La Cuaresma es el tiempo ideal para aplicarse a este rejuvenecimiento. Un prefacio de este tiempo dice: «Tu has establecido para tus hijos un tiempo de renovación espiritual, para que se conviertan a ti con todo el corazón, y libres de los fermentos del pecado vivan las vicisitudes de este mundo, orientados siempre hacia los bienes eternos». Una oración, que se remonta al Sacramentario Gelasiano del siglo VII y que aún se usa en la vigilia pascual, proclama solemnemente: «Que todo el mundo vea y reconozca que lo que está destruido se reconstruye, lo que está envejecido se renueva, y todo vuelve a su integridad, por medio de Cristo que es el principio de todas las cosas».
El Espíritu Santo es el alma de esta renovación y de este rejuvenecimiento. Comencemos nuestras jornadas diciendo, con el primer verso del himno en su honor: «Veni, creator Spiritus»: Ven Espíritu creador, renueva en mi vida el prodigio de la primera creación, aletea sobre el vacío, las tinieblas y el caos de mi corazón, y guíame hacia la realización plena del «diseño inteligente» de Dios sobre mi vida.
[1] Cf. San Agustín, Exposición sobre la Carta a los Romanos, 45 (PL 35, 2074 s.). [2] A. Giglioli, L’uomo o il creato? Ktisis in S. Paolo, Edizioni Dehoniane, Bologna 1994. [3] H. Schlier, La lettera ai Romani, Paideia, Brescia 1982, p. 429. [4] Virgilio, Eneida, I, 462. [5] Cf. S. Ireneo, Adv. haer. V, 1,2; V,3,3. [6] Cf. C. F. Mooney, Teilhard de Chardin et le mystère du Christ, Aubier, Paris 1966. [7] M. Blondel et A. Valensin, Correspondance, Aubier, Parigi 1965. [8] Gaudium et Spes, 26. [9] Tomás de Aquino, Suma contra los gentiles, IV, 20, n. 3570. [10] S. Basilio, Sobre el Espíritu Santo, XVI, 38 (PG 32, 136). [11] S. Ambrosio, Sobre el Espíritu Santo, II, 32. [12] Così G. von Rad, in Genesi.
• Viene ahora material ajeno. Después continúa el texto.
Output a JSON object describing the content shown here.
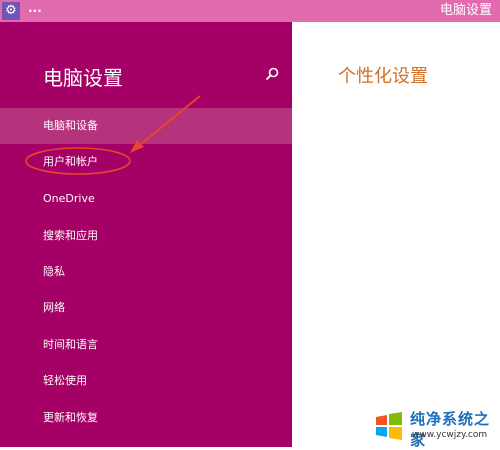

Traduzione e commento di G. von Rad, Paideia, Brescia 1978, pp. 56-57; da notare, tuttavia, che in Enuma Elish il vento appare come un alleato del dio creatore, non un elemento ostile che gli si oppone: cf. R. J. Clifford-R. E. Murphy, in The New Jerome Biblical Commentary, 1990, p. 8-9. [13] Así sucede en la «Biblia de Jerusalén»: cf. note a Gen 1,2 e Mt 3,16 e in The New Jerome Biblical Commentary, Prentice Hall 1990, pp. 10 e 638. [14] S. Basilio, Exameron, II, 6 (SCh 26, p. 168); Lutero, Sobre el Génesis (WA 42, p. 8).. [15] S. Máximo de Turín, Sermo de sancta Pascha, 54,1 (CC 23, p. 218).